Le carré de Dürer a une particularité : il est de type « gnomon » : c’est-à-dire que les quatre carrés 2×2 sur les angles ont également la somme 34.  (voir démonstration 1)


Une conséquence de cette définition est que le carré 2×2 central, ainsi que les quatre angles et les deux rectangles centraux, ont également la somme 34 (voir démonstration 2)

Un carré magique à symétrie centrale

En fait, le fait d’être un carré « gnomon » découle d’une propriété bien plus forte et bien plus rare  (il n’y en a que 48 sur les 880 carrés de quatre) : c’est un carré magique « à symétrie centrale », c’est à dire que deux cases symétriques par rapport au centre ont toujours la somme 17 [3]

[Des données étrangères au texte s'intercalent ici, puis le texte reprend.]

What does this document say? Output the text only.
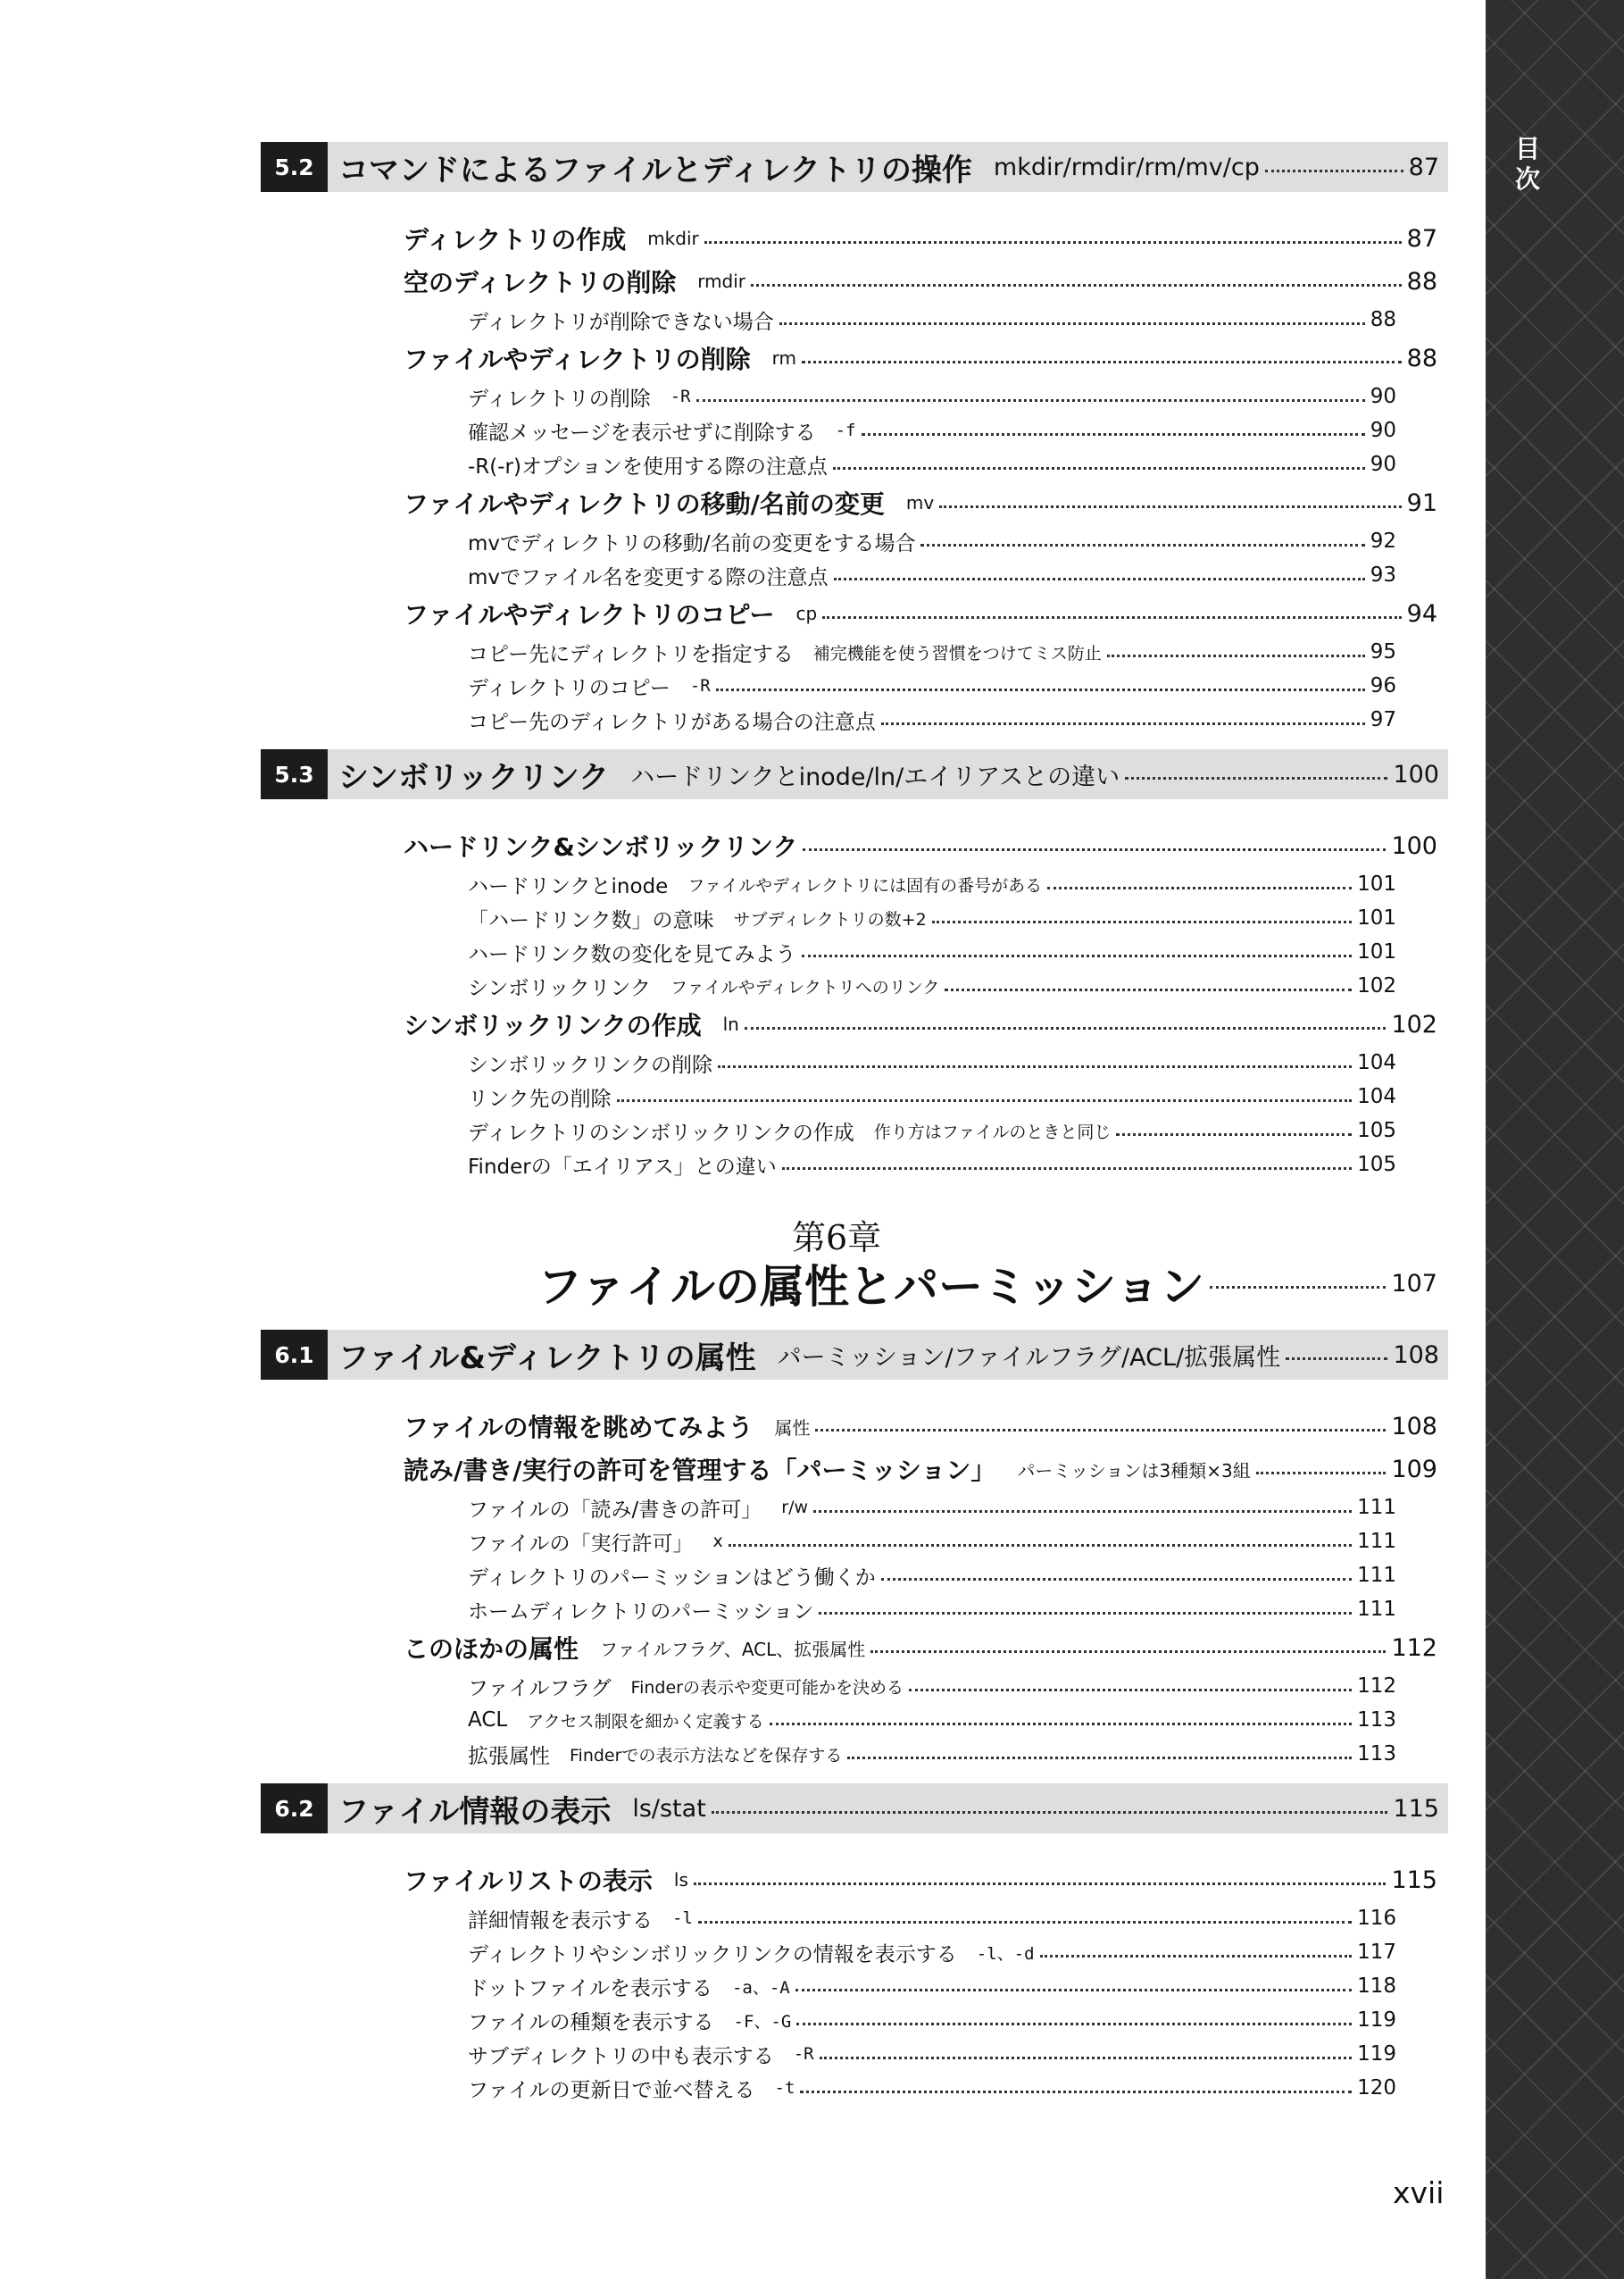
目次
5.2 コマンドによるファイルとディレクトリの操作 mkdir/rmdir/rm/mv/cp	87
ディレクトリの作成 mkdir	87
空のディレクトリの削除 rmdir	88
ディレクトリが削除できない場合	88
ファイルやディレクトリの削除 rm	88
ディレクトリの削除 -R	90
確認メッセージを表示せずに削除する -f	90
-R(-r)オプションを使用する際の注意点	90
ファイルやディレクトリの移動/名前の変更 mv	91
mvでディレクトリの移動/名前の変更をする場合	92
mvでファイル名を変更する際の注意点	93
ファイルやディレクトリのコピー cp	94
コピー先にディレクトリを指定する 補完機能を使う習慣をつけてミス防止	95
ディレクトリのコピー -R	96
コピー先のディレクトリがある場合の注意点	97
5.3 シンボリックリンク ハードリンクとinode/ln/エイリアスとの違い	100
ハードリンク&シンボリックリンク	100
ハードリンクとinode ファイルやディレクトリには固有の番号がある	101
「ハードリンク数」の意味 サブディレクトリの数+2	101
ハードリンク数の変化を見てみよう	101
シンボリックリンク ファイルやディレクトリへのリンク	102
シンボリックリンクの作成 ln	102
シンボリックリンクの削除	104
リンク先の削除	104
ディレクトリのシンボリックリンクの作成 作り方はファイルのときと同じ	105
Finderの「エイリアス」との違い	105
第6章
ファイルの属性とパーミッション	107
6.1 ファイル&ディレクトリの属性 パーミッション/ファイルフラグ/ACL/拡張属性	108
ファイルの情報を眺めてみよう 属性	108
読み/書き/実行の許可を管理する「パーミッション」 パーミッションは3種類×3組	109
ファイルの「読み/書きの許可」 r/w	111
ファイルの「実行許可」 x	111
ディレクトリのパーミッションはどう働くか	111
ホームディレクトリのパーミッション	111
このほかの属性 ファイルフラグ、ACL、拡張属性	112
ファイルフラグ Finderの表示や変更可能かを決める	112
ACL アクセス制限を細かく定義する	113
拡張属性 Finderでの表示方法などを保存する	113
6.2 ファイル情報の表示 ls/stat	115
ファイルリストの表示 ls	115
詳細情報を表示する -l	116
ディレクトリやシンボリックリンクの情報を表示する -l、-d	117
ドットファイルを表示する -a、-A	118
ファイルの種類を表示する -F、-G	119
サブディレクトリの中も表示する -R	119
ファイルの更新日で並べ替える -t	120
xvii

Contrairement à ce qui est écrit souvent, le carré de Dürer n’a  pas deux caractéristiques indépendantes : « de type gnomon » ET « à symétrie centrale »: il est à simplement à symétrie centrale, ce qui implique qu’il est est nécessairement de type « gnomon » (voir démonstration 3)

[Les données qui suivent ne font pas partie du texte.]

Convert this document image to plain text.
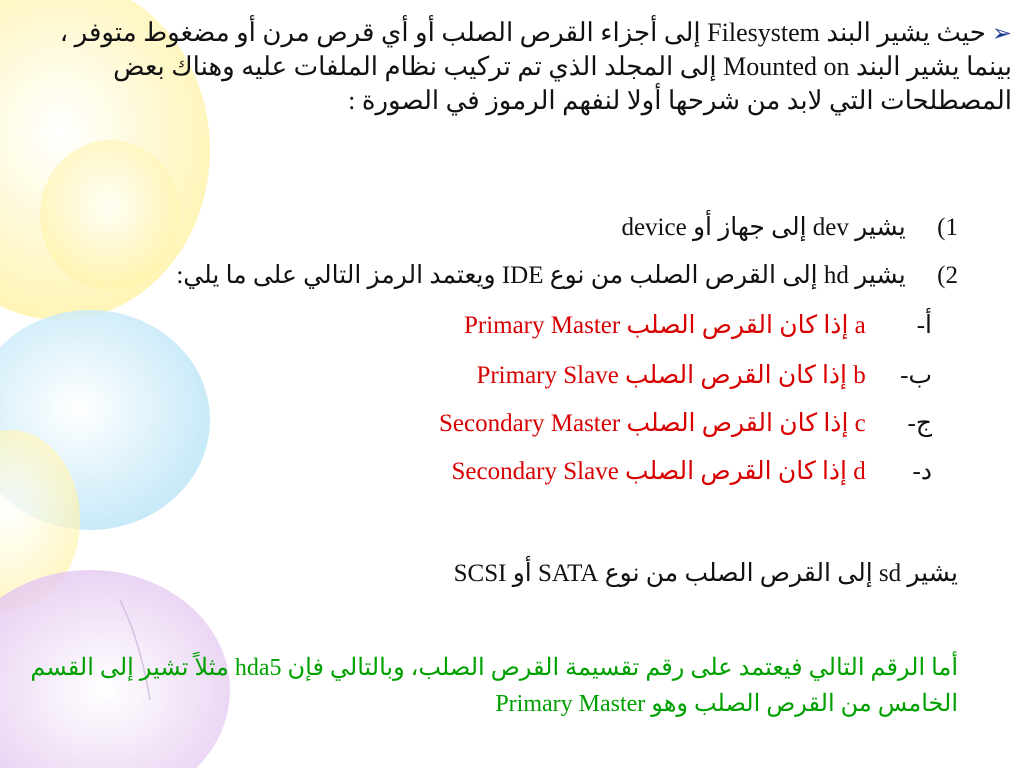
➢حيث يشير البند Filesystem إلى أجزاء القرص الصلب أو أي قرص مرن أو مضغوط متوفر ، بينما يشير البند Mounted on إلى المجلد الذي تم تركيب نظام الملفات عليه وهناك بعض المصطلحات التي لابد من شرحها أولا لنفهم الرموز في الصورة :
1) يشير dev إلى جهاز أو device
2) يشير hd إلى القرص الصلب من نوع IDE ويعتمد الرمز التالي على ما يلي:
أ- a إذا كان القرص الصلب Primary Master
ب- b إذا كان القرص الصلب Primary Slave
ج- c إذا كان القرص الصلب Secondary Master
د- d إذا كان القرص الصلب Secondary Slave
يشير sd إلى القرص الصلب من نوع SATA أو SCSI
أما الرقم التالي فيعتمد على رقم تقسيمة القرص الصلب، وبالتالي فإن hda5 مثلاً تشير إلى القسم الخامس من القرص الصلب وهو Primary Master
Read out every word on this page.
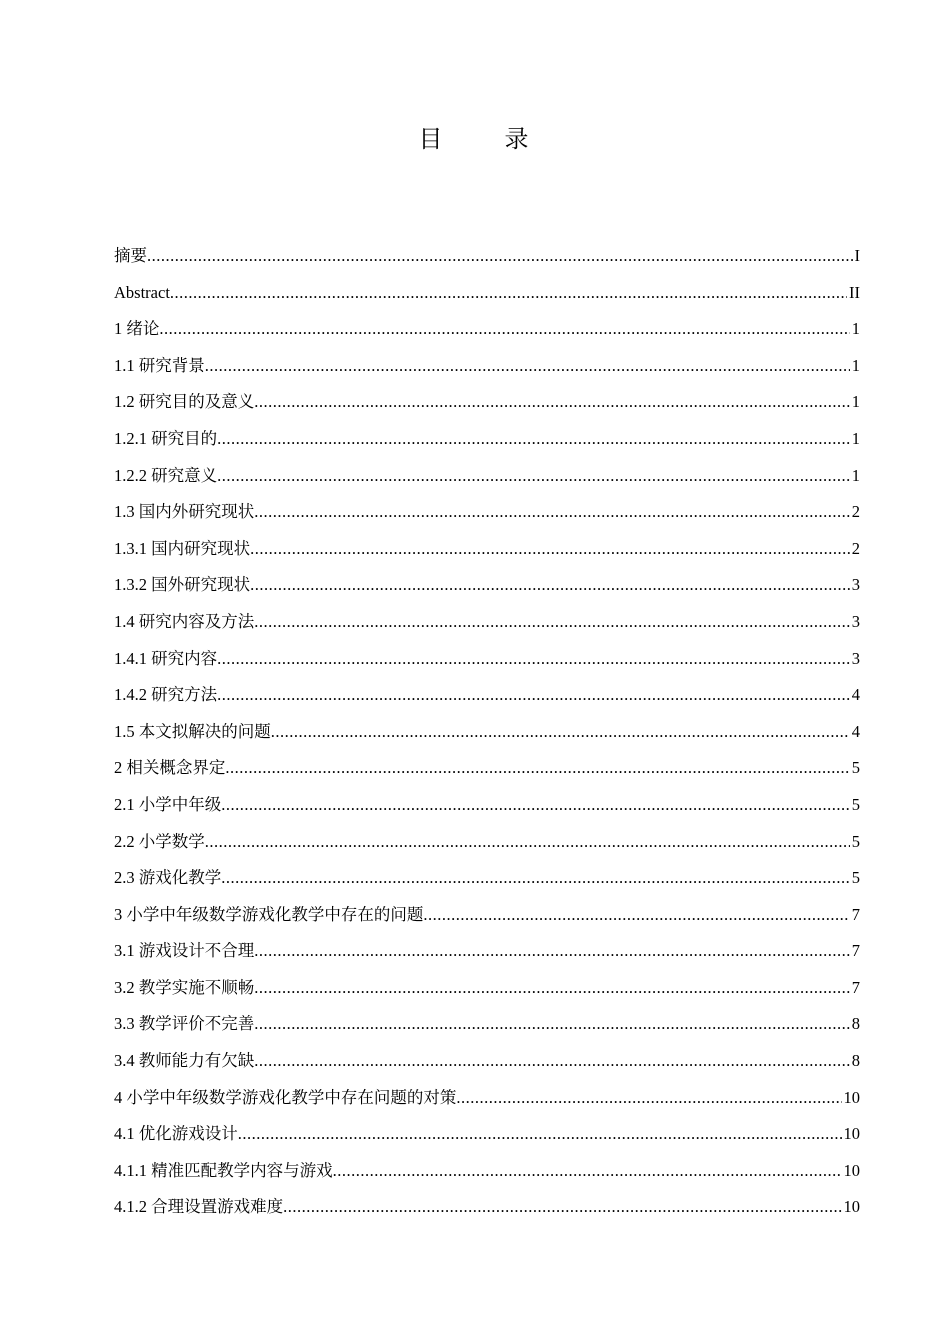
目 录
摘要 .....	I
Abstract .....	II
1 绪论 .....	1
1.1 研究背景 .....	1
1.2 研究目的及意义 .....	1
1.2.1 研究目的 .....	1
1.2.2 研究意义 .....	1
1.3 国内外研究现状 .....	2
1.3.1 国内研究现状 .....	2
1.3.2 国外研究现状 .....	3
1.4 研究内容及方法 .....	3
1.4.1 研究内容 .....	3
1.4.2 研究方法 .....	4
1.5 本文拟解决的问题 .....	4
2 相关概念界定 .....	5
2.1 小学中年级 .....	5
2.2 小学数学 .....	5
2.3 游戏化教学 .....	5
3 小学中年级数学游戏化教学中存在的问题 .....	7
3.1 游戏设计不合理 .....	7
3.2 教学实施不顺畅 .....	7
3.3 教学评价不完善 .....	8
3.4 教师能力有欠缺 .....	8
4 小学中年级数学游戏化教学中存在问题的对策 .....	10
4.1 优化游戏设计 .....	10
4.1.1 精准匹配教学内容与游戏 .....	10
4.1.2 合理设置游戏难度 .....	10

Qui a fabriqué ce carré magique ?

Ce caractères remarquable pose la question de l’origine du carré. On le rencontre pour la première fois, associé à la planète Jupiter, dans un manuscrit du moine mathématicien  Luca Pacioli (« De viribus quantitatis« , écrit entre 1496 et 1508). Pacioli ne donne pas la figure complète, mais indique seulement les nombres des deux premières lignes, qui correspondent exactement au carré de Dürer  (les autres s’en déduisent par symétrie centrale) :

Nous n’avons pas la preuve que Dürer avait consulté précisément ce manuscrit, mais il a certainement rencontré Pacioli lors de son voyage en Italie en 1508  [4] (voir MacKinnon).

Le carré d’Agrippa

Une autre source possible est Agrippa de Nettesheim,  sorte de magicien philosophe itinérant très célèbre à l’époque, et qui était justement passé par Nuremberg en 1510. Un carré de quatre, présenté comme la « mensa jovis« , le talisman de Jupiter, sera le premier carré magique imprimé,  dans son De Occulta Philosophia en 1533. Mais il a pu le présenter à Dürer sous forme manuscrite. Voici le carré d’Agrippa :


Fabriquer le carré de Dürer en partant du carré d’Agrippa

Retournons le carré d’Agrippa, de manière à faire apparaître le 14 et le 15 sur la ligne du bas:


Il suffit ensuite d’intervertir les colonnes centrales pour faire apparaître la date, et trouver le carré de Dürer.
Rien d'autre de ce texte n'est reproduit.